La Souriante Madame Beudet; silent short drama, France, 1923; D: Germaine Dulac, S: Germaine Dermoz, Alexandre Arquillière, Jean d'Yd
Mrs. Beudet is married to a slob of a husband, Mr. Bedeut. While she enjoys playing a piano and is sensitive, he is crude, vulgar and vile, often playing a "suicide practical joke" in which he takes a pistol from his desk drawer and pulls the trigger while aimed at his head. He invites her to a play of Faust, but she refuses. She imagines having a better looking husband than him. She goes to his room, puts bullets into the pistol and hopes he will accidentally kill himself while playing his suicide practical joke next time. She gets bad conscious. He takes the pistol and shoots at her as a joke, but hits the wall. He mistakenly thinks she placed the bullets because she wanted to kill herself.

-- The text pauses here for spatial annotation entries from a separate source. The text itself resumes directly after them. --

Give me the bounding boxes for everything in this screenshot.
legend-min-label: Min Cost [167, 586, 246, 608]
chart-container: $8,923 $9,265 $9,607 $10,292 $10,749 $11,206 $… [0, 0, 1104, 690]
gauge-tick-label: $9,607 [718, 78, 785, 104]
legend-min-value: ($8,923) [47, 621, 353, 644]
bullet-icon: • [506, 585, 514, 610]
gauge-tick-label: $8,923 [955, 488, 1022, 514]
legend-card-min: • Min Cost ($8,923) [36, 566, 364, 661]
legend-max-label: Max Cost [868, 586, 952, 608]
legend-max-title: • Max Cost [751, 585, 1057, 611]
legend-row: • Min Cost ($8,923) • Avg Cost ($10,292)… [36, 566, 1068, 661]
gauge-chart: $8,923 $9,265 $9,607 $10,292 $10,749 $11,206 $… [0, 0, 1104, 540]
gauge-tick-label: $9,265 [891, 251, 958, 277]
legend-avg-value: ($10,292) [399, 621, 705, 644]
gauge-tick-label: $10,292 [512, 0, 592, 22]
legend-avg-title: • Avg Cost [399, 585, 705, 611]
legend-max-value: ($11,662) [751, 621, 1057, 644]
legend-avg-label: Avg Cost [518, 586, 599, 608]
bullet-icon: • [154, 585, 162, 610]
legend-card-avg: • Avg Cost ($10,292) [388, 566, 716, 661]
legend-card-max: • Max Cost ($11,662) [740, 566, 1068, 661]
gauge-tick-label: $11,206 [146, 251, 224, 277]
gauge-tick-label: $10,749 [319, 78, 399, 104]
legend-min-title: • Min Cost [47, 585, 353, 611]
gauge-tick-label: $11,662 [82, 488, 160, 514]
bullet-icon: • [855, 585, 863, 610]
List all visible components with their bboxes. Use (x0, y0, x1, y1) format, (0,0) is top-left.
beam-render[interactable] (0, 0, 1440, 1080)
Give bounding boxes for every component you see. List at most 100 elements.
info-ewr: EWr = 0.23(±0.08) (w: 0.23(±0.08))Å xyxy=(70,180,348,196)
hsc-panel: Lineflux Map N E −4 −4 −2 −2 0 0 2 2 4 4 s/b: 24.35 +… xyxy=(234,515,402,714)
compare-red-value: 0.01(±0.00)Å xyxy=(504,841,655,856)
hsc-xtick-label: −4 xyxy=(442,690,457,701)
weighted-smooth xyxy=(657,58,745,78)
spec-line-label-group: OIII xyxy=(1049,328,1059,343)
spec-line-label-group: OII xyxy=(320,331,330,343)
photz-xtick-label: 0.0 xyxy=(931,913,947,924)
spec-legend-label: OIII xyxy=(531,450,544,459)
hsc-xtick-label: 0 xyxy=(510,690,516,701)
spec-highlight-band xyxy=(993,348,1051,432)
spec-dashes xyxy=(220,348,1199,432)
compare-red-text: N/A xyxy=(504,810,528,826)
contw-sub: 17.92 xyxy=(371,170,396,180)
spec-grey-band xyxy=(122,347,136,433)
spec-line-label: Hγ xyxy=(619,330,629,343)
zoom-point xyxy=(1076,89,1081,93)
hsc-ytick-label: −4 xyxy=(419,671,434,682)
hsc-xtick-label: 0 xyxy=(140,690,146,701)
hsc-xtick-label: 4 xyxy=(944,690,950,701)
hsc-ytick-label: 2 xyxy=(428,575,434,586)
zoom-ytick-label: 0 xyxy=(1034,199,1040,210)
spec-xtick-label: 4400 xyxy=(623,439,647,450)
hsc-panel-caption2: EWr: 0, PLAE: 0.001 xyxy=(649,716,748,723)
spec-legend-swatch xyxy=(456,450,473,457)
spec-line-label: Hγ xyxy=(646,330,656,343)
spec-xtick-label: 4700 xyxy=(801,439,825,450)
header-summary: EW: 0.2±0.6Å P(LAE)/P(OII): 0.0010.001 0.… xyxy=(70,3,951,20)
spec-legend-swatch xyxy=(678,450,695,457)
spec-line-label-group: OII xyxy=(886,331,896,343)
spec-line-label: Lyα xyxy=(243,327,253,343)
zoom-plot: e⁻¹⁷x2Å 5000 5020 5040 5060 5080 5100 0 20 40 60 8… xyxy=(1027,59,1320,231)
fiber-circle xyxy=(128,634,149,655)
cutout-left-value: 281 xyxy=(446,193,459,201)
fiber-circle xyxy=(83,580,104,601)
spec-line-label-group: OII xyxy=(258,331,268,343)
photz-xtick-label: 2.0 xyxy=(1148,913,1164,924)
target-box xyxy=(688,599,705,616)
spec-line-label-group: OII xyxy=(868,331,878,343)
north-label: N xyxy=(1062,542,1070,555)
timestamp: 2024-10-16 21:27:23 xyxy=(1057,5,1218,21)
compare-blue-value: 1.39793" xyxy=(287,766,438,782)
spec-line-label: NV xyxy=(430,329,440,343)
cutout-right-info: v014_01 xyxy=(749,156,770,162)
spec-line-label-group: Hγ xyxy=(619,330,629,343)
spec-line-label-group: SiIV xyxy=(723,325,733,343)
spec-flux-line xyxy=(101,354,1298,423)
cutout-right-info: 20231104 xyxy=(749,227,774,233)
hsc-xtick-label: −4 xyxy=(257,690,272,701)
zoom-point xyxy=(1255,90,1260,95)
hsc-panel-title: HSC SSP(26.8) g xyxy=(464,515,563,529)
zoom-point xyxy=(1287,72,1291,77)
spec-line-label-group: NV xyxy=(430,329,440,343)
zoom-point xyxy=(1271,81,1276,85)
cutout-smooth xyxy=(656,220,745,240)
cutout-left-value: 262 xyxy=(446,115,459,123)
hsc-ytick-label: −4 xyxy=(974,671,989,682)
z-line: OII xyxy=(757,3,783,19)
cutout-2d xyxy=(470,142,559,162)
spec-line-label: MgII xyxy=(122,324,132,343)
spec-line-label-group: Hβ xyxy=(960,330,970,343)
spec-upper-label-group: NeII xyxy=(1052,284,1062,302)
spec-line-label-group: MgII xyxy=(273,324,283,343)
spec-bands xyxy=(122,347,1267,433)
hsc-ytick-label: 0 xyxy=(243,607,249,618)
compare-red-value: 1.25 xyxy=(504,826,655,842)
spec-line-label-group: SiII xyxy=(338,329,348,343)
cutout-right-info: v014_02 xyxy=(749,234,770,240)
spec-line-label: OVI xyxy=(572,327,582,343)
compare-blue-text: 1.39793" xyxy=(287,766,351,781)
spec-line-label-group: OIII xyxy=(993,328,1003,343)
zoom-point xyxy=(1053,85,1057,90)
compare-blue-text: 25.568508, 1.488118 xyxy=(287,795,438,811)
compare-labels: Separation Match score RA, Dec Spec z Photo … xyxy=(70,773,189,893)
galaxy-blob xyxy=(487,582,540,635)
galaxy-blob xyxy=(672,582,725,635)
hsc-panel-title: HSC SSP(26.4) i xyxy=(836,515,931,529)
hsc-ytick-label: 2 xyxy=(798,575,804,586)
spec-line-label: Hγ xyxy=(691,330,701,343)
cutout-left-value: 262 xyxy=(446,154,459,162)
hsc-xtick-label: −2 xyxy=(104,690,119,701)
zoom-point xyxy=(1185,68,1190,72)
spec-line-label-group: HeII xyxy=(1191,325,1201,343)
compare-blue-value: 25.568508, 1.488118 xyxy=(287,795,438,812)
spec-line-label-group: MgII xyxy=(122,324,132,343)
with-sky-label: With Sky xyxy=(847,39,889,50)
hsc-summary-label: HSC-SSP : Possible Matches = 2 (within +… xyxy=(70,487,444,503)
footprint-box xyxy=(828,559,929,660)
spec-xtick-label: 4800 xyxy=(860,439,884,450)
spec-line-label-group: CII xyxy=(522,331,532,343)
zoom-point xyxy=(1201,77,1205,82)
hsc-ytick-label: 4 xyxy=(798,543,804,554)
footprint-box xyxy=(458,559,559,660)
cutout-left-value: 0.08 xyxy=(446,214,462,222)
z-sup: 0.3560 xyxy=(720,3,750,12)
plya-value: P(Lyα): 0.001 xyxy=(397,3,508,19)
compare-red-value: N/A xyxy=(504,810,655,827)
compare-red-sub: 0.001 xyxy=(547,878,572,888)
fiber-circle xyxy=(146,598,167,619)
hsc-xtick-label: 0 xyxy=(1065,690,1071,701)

Germaine Dulac's drama on marriage problems, "The Smiling Madame Beudet" is a rightfully forgotten film from the silent era. It is a good, somber, realistic and unglamorous essay on a deterioration of marital lives, yet it does not stand out from a mass of other films from its era. The closest the film came to that is when Mrs. Beudet has a hallucination of a much more "athletic" man coming to her room (filmed through double exposure), compared to her overweight husband whose ugly photo stares at her from the wall. The plot point in which her husband jokingly plays pulling a trigger of an empty pistol at his head is a contrived set-up aimed to, of course, create a convenient situation in which she places bullets in his pistol, hoping he will kill himself and she will be free of this routine life. A convoluted storyline, yet it has some interesting early observations about quiet, taboo topics of people who are frustrated by their "underwhelming" existence, offering a bitter commentary on society.